Der Boden unter seinen Füßen schien zu schwanken, als wäre er auf einem Schiff auf stürmischer See. Er suchte nach den richtigen Worten, um sie von dem Abgrund wegzuziehen, an dem sie stand. Um sie dazu zu bringen, die kleine Automatikpistole wegzulegen, mit der sie, wie er wusste, als Polizistin mindestens einen Menschen erschossen hatte.
Decker überlegte fieberhaft. Wenn er die richtigen Worte fand, würde die bedrohliche Situation sich in Luft auflösen. Er wollte etwas sagen, irgendetwas, wollte Mary überzeugen, Hilfe anzunehmen. Plötzlich glaubte er zu wissen, wie er sie überreden konnte, die Waffe wegzulegen.
Doch bevor er auch nur ein Wort hervorbrachte, hörte er das Geräusch, von dem er sehnlichst gehofft hatte, es niemals hören zu müssen.
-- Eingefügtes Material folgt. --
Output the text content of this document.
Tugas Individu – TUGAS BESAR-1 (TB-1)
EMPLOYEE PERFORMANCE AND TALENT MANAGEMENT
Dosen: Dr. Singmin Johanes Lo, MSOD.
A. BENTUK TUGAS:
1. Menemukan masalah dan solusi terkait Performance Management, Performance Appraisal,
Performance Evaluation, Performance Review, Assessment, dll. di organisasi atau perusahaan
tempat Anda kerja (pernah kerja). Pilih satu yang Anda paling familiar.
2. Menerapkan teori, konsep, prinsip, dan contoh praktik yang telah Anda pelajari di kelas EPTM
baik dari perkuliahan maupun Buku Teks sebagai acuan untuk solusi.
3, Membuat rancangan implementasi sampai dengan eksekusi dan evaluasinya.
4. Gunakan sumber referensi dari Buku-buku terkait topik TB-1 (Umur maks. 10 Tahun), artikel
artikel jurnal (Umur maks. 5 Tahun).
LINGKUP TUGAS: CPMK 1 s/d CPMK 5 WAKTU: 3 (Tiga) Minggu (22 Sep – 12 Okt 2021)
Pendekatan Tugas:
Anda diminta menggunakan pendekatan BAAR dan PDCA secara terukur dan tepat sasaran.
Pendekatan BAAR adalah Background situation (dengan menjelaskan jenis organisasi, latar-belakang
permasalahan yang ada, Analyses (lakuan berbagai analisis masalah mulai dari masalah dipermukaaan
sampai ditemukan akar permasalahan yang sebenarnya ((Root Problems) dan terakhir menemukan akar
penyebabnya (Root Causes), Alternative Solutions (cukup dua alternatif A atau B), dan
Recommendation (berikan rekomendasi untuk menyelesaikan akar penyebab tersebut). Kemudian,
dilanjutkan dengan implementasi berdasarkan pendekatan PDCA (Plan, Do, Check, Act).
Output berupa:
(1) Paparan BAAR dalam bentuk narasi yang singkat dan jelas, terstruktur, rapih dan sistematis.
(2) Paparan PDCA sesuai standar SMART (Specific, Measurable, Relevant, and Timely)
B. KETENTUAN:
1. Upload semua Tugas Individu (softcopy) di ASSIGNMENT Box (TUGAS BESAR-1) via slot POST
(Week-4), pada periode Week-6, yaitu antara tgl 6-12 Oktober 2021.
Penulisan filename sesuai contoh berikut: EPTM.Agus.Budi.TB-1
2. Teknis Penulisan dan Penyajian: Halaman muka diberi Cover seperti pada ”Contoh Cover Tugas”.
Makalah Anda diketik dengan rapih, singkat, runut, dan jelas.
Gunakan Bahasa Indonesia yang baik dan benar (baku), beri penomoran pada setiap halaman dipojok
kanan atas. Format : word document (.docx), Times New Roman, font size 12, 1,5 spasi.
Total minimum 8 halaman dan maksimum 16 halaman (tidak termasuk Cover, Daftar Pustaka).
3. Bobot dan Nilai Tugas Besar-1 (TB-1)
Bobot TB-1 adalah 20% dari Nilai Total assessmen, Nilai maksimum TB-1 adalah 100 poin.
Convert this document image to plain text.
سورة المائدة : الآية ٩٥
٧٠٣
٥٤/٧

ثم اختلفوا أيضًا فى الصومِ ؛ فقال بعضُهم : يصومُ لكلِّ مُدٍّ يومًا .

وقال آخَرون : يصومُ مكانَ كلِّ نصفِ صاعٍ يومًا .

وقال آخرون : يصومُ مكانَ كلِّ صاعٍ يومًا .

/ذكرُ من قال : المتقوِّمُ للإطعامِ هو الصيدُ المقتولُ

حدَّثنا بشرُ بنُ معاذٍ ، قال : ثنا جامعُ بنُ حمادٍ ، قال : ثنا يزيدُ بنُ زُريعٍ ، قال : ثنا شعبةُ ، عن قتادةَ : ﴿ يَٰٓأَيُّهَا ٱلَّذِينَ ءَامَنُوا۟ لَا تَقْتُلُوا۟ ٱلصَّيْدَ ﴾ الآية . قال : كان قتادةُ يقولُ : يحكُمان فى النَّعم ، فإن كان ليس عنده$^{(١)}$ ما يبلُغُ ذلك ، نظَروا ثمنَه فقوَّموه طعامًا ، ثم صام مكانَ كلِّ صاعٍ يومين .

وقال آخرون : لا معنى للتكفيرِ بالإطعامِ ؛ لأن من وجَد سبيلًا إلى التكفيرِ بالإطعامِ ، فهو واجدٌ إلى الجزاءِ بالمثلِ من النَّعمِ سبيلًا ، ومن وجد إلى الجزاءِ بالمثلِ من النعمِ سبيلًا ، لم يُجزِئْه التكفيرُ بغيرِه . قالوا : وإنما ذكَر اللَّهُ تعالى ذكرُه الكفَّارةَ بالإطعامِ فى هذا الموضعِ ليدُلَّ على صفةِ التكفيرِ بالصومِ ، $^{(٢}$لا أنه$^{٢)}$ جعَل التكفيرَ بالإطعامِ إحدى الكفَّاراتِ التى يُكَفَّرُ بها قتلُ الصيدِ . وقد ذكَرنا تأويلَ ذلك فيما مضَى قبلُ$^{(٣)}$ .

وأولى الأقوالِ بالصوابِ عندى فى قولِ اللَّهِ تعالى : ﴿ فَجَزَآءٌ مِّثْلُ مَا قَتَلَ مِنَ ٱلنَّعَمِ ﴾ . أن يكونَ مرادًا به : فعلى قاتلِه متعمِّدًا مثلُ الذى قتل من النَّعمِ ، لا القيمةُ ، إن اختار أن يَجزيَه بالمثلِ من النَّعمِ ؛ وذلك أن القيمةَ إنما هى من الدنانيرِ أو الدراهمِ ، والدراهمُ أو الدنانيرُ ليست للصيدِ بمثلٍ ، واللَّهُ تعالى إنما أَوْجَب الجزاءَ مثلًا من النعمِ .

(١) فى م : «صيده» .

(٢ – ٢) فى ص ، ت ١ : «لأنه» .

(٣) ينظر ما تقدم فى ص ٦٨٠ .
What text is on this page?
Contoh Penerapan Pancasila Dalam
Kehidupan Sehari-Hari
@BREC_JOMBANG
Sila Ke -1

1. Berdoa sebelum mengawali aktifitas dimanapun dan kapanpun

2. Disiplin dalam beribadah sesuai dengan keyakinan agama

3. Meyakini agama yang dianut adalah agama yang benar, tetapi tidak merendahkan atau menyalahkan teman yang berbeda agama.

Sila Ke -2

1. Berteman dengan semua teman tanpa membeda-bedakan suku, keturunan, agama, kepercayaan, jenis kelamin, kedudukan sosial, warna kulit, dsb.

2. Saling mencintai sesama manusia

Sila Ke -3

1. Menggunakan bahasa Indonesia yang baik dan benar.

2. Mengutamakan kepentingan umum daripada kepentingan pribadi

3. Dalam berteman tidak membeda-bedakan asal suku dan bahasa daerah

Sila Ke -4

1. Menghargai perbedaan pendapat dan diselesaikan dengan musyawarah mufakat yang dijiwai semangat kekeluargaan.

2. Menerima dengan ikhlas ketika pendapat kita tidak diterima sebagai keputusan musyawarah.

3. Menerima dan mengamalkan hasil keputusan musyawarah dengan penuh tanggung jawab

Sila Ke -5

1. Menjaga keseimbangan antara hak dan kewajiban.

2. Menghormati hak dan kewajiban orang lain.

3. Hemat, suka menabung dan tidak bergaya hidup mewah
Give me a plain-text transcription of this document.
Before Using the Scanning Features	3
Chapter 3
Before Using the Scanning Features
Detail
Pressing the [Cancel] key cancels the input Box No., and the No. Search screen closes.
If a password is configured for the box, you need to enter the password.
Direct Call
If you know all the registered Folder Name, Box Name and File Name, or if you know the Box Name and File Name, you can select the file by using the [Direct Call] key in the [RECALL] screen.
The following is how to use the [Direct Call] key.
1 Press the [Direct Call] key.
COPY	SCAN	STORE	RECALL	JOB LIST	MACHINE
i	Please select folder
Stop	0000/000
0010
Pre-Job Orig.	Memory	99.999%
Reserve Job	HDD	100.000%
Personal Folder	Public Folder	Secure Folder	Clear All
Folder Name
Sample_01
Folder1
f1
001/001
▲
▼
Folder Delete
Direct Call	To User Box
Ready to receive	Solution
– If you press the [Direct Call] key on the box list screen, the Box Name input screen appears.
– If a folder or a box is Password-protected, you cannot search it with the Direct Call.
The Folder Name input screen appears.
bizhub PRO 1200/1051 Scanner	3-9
Den peitschenden Knall eines Schusses, der – wie er Mary Lancaster kannte – mit größter Sorgfalt und Präzision abgefeuert worden war. In die Schläfe, unter das Kinn oder in den Mund. Jede dieser Optionen würde den Zweck erfüllen.
Dann der dumpfe Aufprall, als Marys Körper zu Boden fiel.
Decker wusste, dass sie tot war. Mary hatte immer ganz genau gewusst, was sie tat, hatte immer konsequent und zielgerichtet gehandelt. Eine Frau wie Mary Lancaster würde genauso effizient handeln, wenn es darum ging, sich das Leben zu nehmen.
»Mary? brüllte er ins Handy. Als keine Antwort kam, verpuffte seine Energie.
Er lehnte sich an die Wand, ließ seinen massigen Körper zu Boden sinken. Und verharrte so reglos wie Mary Lancasters Leichnam in ihrer...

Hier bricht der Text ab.